The double tier of windows heats the courtroom like a greenhouse. Everyone is sweating apart from Dreyfus, perhaps because he is accustomed to the tropics. The only time he shows real emotion again is when Jouaust brings up the old canard that he confessed on the day of his degradation to Captain Lebrun-Renault.
‘I did not confess.’
‘But there were other witnesses.’
‘I do not remember any.’
‘Well then, what conversation did you have with him?’
‘It was not a conversation, Colonel. It was a monologue. I was about to be led before a huge crowd that was quivering with patriotic anguish, and I said to Captain Lebrun-Renault that I wished to cry out my innocence in the face of everybody. I wanted to say that I was not the guilty man. There was no confession.’

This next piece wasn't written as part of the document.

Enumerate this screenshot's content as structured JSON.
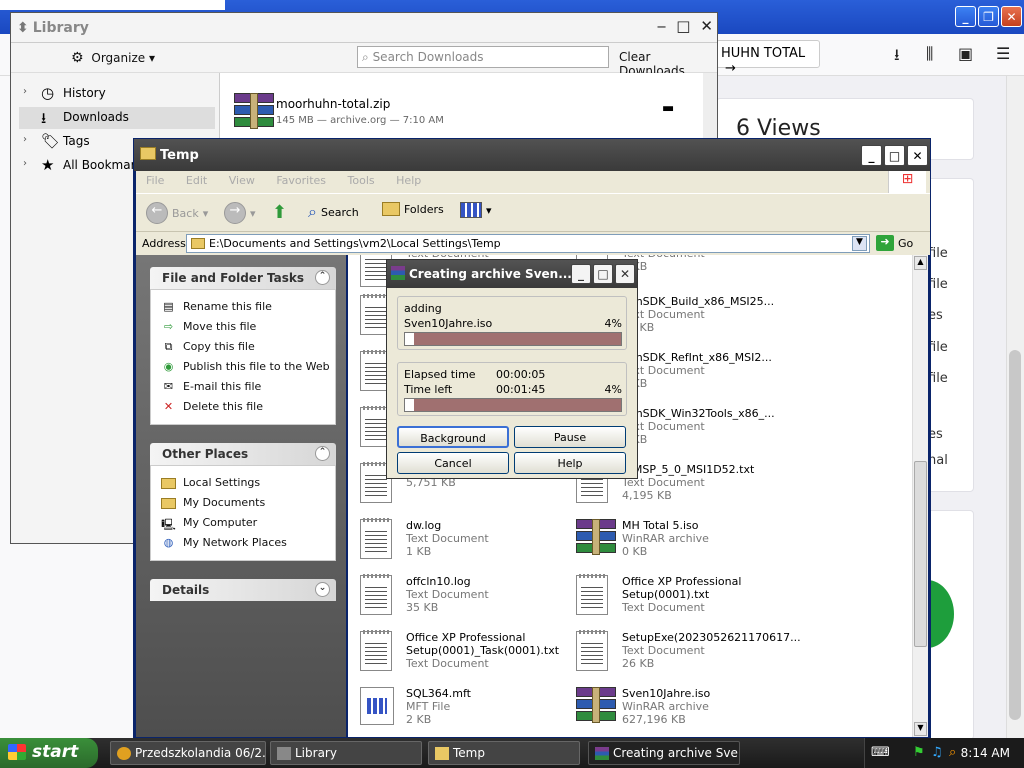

At eleven, the session ends. Jouaust announces that the next four days of hearings will be held behind closed doors, so that the judges can be shown the secret files. The public and press will be barred, and so will I. It will be at least a week before I am called to give evidence.
Dreyfus is escorted back the way he came without once looking in my direction, and the rest of us file out into the brilliant August heat, the journalists all running away down the street towards the special telegraph operators in their haste to be first with their description of the Prisoner of Devil’s Island.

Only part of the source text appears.